Editor’s note: The print version of this article indicated U.S. debt was at $28.4 trillion. Updated information shows U.S. debt at $30 trillion.

This letter is a warning from a Cassandra. I see a rhino on the horizon and it’s coming straight at us. We are treating it much as we are treating global warming — i.e. it’s an illusion, it isn’t happening, we can solve it if and when it gets here; don’t worry about it unless it arrives, our leaders are aware of it and will take care of it. Like Cassandra, who was given the gift of prophecy by the Greek god Apollo but was doomed to never be believed, I fear I too won’t be believed.

Only half of our federal budget is funded by our taxes, with the other is borrowed against the dollar — not funded by production or other tangible assets. This is like maxing out our credit cards to live while also asking the bank to give us a second mortgage on the increased value of our home. All of this is being done so we can continue our standard of living in spite of inflation.

As a nation, and as individuals, we are borrowing and going into debt at an ever-accelerating rate. We seem to have a generation that assumes debt is a good thing — student debt, mortgage debt, national debt, etc.

It isn’t. This is why our federal debt is now over $30 trillion and climbing.

The only way we could have prevented this from happening is to have paid higher taxes or spend less back 1971. Yes, those same taxes on the wealthy and corporations that have not been paid, but instead are being used to fly to Mars or buy Twitter. If we had not lowered taxes on the wealthy, produced something to sell, prevented the importation of everything from other nations, and lived within our means, we would not be the biggest debtor nation in the world.

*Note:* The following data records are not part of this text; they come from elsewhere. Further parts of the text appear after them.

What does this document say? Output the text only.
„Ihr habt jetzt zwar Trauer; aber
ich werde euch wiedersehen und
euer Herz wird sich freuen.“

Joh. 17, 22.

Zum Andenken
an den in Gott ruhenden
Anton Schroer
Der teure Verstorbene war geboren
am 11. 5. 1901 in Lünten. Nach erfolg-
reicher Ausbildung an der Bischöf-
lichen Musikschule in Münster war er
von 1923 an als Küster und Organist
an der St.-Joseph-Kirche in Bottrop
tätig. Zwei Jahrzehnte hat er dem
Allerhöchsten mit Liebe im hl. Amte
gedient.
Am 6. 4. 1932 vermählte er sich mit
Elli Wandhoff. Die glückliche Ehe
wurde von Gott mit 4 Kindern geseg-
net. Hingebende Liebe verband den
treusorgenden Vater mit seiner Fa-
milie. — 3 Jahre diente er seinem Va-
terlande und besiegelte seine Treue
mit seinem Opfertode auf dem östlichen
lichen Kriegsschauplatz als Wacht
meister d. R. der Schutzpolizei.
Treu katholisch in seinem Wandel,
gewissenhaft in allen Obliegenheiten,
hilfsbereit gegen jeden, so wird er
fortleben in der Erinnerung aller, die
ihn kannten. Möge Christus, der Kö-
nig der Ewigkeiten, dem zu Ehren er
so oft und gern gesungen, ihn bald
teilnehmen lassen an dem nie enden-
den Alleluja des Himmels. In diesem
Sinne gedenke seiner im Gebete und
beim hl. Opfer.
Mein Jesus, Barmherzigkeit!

The rhino will come crashing the stock market and housing values within the next three years. When it does, the collapse will be way worse than 2008. The banks are not legally allowed to get bailed out this time. They will have to bail in by taking all of your accounts and limiting what you can spend just like they have done in India, Greece, Cyprus, Argentina, Venezuela, Brazil, Sri Lanka, etc.

If you hope that your leaders will solve the problem in one election cycle, dream on. They’ll go to the same financial advisors that got us here in the first place for a solution, the same advisors that are lying to us about how this inflation is only temporary. If you think inflation is bad now, just wait until all our borrowing against the dollar finally comes home to roost.

I suggest you get prepared, and I don’t mean learning how to bug out in a tarp and survive by rubbing two sticks together. Learn how to bug in. Read “Surviving the Economic Collapse” by Fernando Ferfal Aquirre — it’s how he and his family survived the Argentine collapse of 2001.